Of course you may have underperforming staff but in my experience almost nobody comes to work to do a bad job. If they are trying and working hard they will succeed but they need your help.
Yet too often staff fail to get that help.
I’ve seen (and experienced) too many line managers who
- Give no clarity over what is expected
- Fail to turn up to meetings
- Use meetings to talk about other things
- Show no interest in the work to be done
And yet they persist in thinking they are great managers so it must be the staff member who’s failing.
SO what are the principles for building an effective line management practice?
1. CLARITY: Don’t be the line manager who does not know what they want their staff to do.
What is it that needs to be done? This is indispensable.
Define success. Write it down, share, discuss and agree. You can’t be vague and say we’ll know it when we see it because your definition of success may be very different to what the team member defines. Draw a clear line between what they are doing and the big strategic impact you are trying to make.
2. LET THEM GET ON WITH IT
Trust them but understand HOW they intend to do this work. If that approach doesn’t feel right then talk it through BEFORE they get started. Do not micromanage (see last week’s article). It’s debilitating for you and them and forces you into doing a lot unnecessary work.
3. MAKE SURE THEY HAVE THE TOOLS THEY NEED FOR SUCCESS
This may be a budget or access to other team members or knowing the system. I know this is obvious but it is so easily forgotten. Things change over time so the budget may not be enough or unforeseen problems arise so talk about this regularly. Advocate your team member’s work to the rest of the team or the wider stakeholder environment to reduce the obstacles they face.
4. MEET REGULARLY
Again obvs but I have had line managers I barely ever saw which left me in the dark over what was actually required. Make sure the agenda is focused on moving plan forward.
This will help you understand what is really going on and build the mutual respect essential for a successful working relationship.
6. ACCOUNTABILITY: The 50/50 balance
Your job is to give guidance, monitor, support and problem solve. Their job is to do the work to the standard agreed. Again this requires clarity about your role in all this. Don’t do too much or do too little to keep the relationship in balance.
7. INVEST IN THE RELATIONSHIP
This does not mean fluffy expressions of concern but treating the individual as the unique and capable person they are. Talk about the future positively, identify developmental opportunities and give them belief that their work is properly and professionally valued.

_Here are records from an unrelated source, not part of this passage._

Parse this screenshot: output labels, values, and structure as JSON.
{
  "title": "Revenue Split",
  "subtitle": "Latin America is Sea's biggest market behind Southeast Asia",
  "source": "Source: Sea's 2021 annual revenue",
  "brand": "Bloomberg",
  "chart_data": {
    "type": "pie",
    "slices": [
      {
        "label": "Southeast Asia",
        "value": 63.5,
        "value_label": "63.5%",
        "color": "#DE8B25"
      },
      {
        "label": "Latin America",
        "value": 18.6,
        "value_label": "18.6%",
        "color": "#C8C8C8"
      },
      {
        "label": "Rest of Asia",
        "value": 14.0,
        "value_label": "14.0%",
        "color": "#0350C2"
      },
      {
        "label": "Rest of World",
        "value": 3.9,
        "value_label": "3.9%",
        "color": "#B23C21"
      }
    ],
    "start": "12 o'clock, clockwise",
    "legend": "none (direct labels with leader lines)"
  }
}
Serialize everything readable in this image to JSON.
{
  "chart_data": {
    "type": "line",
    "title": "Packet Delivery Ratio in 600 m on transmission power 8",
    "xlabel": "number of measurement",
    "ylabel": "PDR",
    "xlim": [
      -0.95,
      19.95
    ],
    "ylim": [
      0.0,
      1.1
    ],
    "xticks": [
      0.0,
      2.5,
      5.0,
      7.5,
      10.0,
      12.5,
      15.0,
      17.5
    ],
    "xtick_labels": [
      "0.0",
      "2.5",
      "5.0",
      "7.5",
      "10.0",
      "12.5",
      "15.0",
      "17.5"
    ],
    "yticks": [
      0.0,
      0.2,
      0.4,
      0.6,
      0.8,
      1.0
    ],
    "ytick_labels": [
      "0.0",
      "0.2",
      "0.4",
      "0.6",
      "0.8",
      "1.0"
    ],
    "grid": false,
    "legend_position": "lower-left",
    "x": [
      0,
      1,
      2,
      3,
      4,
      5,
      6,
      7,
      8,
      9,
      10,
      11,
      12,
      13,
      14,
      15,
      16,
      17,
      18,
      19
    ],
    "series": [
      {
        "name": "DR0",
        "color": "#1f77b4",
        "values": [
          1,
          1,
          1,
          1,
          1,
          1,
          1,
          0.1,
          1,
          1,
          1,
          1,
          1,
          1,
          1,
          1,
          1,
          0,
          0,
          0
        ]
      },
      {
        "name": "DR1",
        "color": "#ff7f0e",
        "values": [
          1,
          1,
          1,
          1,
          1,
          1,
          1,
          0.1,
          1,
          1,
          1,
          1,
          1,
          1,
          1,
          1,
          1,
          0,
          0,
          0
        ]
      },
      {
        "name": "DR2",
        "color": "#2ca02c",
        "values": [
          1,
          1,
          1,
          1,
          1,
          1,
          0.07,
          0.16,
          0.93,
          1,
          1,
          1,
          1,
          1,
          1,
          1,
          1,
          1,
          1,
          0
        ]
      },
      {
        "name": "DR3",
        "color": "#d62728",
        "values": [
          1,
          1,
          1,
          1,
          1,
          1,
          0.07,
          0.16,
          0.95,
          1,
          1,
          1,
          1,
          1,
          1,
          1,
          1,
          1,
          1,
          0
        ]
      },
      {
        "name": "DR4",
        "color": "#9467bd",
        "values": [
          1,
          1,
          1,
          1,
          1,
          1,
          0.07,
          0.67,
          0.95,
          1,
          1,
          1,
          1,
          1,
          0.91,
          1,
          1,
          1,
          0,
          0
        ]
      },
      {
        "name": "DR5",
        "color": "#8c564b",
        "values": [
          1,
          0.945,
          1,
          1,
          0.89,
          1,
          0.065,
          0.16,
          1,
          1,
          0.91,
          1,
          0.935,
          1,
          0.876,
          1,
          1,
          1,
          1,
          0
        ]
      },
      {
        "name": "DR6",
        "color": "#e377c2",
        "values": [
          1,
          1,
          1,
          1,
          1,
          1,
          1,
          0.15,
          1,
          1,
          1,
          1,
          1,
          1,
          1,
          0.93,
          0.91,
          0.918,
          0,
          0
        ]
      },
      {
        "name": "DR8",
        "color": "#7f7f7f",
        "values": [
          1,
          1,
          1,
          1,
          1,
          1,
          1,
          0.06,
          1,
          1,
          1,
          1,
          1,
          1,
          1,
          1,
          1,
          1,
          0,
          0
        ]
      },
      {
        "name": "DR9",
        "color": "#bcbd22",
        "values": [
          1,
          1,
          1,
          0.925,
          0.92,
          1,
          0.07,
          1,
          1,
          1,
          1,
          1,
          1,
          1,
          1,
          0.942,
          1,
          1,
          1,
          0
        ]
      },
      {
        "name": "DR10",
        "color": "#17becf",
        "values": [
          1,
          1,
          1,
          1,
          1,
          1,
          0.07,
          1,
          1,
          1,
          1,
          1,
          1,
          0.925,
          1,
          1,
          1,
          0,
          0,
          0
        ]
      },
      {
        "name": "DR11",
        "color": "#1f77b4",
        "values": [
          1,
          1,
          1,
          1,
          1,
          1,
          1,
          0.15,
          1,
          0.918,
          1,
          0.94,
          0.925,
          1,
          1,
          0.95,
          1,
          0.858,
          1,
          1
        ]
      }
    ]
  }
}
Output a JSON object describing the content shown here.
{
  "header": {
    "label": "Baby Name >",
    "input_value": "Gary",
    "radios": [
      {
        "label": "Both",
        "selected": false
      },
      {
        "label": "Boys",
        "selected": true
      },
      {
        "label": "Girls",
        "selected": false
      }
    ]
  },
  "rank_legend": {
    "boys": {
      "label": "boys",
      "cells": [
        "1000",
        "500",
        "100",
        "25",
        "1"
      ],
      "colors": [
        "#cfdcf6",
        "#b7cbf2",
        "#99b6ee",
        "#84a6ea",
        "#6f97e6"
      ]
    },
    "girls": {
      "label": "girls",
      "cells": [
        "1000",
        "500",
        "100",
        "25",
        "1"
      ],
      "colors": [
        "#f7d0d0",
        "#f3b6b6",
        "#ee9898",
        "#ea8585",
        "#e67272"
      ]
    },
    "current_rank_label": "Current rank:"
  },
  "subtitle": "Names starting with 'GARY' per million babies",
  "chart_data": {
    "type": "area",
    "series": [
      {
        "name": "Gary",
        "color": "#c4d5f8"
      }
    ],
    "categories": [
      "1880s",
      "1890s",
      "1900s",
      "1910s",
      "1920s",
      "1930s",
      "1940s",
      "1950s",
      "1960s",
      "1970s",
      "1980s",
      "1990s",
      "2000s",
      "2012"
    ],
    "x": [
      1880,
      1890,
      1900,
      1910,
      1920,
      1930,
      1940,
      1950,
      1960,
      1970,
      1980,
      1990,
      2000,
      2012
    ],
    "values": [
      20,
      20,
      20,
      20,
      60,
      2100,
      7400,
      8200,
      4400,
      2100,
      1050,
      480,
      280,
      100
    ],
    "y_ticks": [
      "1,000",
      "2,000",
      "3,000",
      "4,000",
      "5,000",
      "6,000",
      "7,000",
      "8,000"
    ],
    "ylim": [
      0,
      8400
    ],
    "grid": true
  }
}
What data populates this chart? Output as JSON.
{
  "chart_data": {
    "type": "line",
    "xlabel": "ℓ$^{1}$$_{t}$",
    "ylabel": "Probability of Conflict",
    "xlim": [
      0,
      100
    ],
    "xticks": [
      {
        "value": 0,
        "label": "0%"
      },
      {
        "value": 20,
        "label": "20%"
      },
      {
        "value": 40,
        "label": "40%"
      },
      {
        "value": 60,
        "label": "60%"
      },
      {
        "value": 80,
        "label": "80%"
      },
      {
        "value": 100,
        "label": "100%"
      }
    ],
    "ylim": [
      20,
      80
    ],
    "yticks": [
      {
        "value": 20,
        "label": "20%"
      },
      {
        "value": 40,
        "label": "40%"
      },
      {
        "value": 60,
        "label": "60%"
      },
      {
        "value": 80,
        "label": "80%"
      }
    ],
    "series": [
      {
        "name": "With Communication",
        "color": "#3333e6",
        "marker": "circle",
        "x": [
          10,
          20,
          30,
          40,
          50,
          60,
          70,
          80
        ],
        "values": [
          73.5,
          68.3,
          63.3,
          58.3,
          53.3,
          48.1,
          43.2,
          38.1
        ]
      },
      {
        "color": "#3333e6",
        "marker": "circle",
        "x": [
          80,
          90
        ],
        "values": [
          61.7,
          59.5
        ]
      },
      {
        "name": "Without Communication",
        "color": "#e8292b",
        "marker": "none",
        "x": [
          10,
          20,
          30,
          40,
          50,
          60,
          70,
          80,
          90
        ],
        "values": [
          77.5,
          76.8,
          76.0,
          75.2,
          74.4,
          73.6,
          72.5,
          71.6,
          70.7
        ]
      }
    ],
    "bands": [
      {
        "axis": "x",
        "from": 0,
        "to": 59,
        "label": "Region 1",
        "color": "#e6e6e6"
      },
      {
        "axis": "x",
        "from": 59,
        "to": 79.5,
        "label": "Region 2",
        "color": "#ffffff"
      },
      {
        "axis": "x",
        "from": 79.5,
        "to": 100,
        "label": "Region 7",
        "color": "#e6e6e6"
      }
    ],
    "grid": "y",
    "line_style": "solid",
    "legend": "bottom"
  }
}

8. TALK ABOUT THE NEGATIVES EARLY
Any negative stuff should be done face to face. If milestones or outcomes are not being met talk about why as soon as possible. A straight line manager is an effective line manager because they build trust as they call the positives and the negatives in a consistent manner.
If a disciplinary is ultimately required then you can at least demonstrate you have managed the situation professionally and your butt is covered.
Follow this framework and it should not come to that.
Good luck and I hope you found this helpful.